28/04/2011 Colunas - Sonhos Viciados

Faz tempo que perdi a habilidade de escrever as meias poesias que tantas vezes me convenci que eram boas. Faz tempo que ela ia no bar e ria comigo.E pensando nisso, hoje fiquei, no banco, solitário, alto nas minhas garrafas de cerveja. No mesmo bar esquecido, que nem ela e nem eu voltou mais. Só que hoje, hoje eu fiquei até mais tarde, no alto das minhas cervejas, nesse bar esquecido.

E as vezes ela volta, a minha Joan Jett do agreste, que mora perto da República com seus três gatos, que tem nomes que eu me recuso a decorar, só pra deixa-lá brava. E assim com três toques no meu ombro surje a moça de calça colada, cabelos negros e seu semblate soturno. A minha Joan Jett do agreste. Ainda bem que sem os gatos, mas com a mesma risada que tantas vezes decorou as madrugadas que a gente ficava enchendo a cara na sua sacada.

Ela diz que estava longe, bem longe, daqui e do agreste. Lança o riso, arranca um meu. Ela diz que sumi, eu arrisco, hesito, ela sabe.

Silêncio.

Seus olhos estudam o velho bar, acho que confere se algo mudou, se na janela ainda tem o mesmo pó de antes. Ela sabe, entende. Meu olhar no seu decote é como se disesse que no pó estamos nós, buscando refúgio em noites já vividas.

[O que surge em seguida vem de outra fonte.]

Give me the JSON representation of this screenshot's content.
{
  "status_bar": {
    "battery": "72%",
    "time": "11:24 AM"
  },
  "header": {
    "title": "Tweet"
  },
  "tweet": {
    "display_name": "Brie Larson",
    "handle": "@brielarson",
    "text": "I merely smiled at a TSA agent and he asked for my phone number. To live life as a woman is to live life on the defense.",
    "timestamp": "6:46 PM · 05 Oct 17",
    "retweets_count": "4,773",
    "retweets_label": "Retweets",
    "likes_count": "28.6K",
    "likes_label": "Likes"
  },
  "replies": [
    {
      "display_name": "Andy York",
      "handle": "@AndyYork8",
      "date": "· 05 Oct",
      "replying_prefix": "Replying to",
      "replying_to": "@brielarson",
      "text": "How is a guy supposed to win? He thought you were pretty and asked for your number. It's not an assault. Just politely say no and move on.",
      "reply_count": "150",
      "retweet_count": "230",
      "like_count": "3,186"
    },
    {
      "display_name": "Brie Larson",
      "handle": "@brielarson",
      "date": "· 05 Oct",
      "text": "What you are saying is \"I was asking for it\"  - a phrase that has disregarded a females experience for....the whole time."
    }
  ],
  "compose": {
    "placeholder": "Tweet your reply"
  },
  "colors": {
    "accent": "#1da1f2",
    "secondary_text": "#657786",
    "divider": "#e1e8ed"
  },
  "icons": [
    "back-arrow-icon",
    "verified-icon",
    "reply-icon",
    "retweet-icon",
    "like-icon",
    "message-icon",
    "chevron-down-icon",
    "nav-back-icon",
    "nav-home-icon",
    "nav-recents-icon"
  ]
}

Eu encaro mais uma cerveja, ela encara seu meio martini meio éter concentrado. Passam duas horas e ela já sabe que eu nem mais hesito, que nem mais me arrisco. Ela fala que vai se mudar, pra um lugar melhor, onde os vizinhos não brigam tanto, onde o olhar do porteiro não reveze entre sua bunda e olhos congelados de pudor. Quem diria Joan Jett me convidando pra zombar o porteiro, pra uma bagunça de fazer inveja aos vizinhos, eu desvio, mesmo com a persistência de suas pernas.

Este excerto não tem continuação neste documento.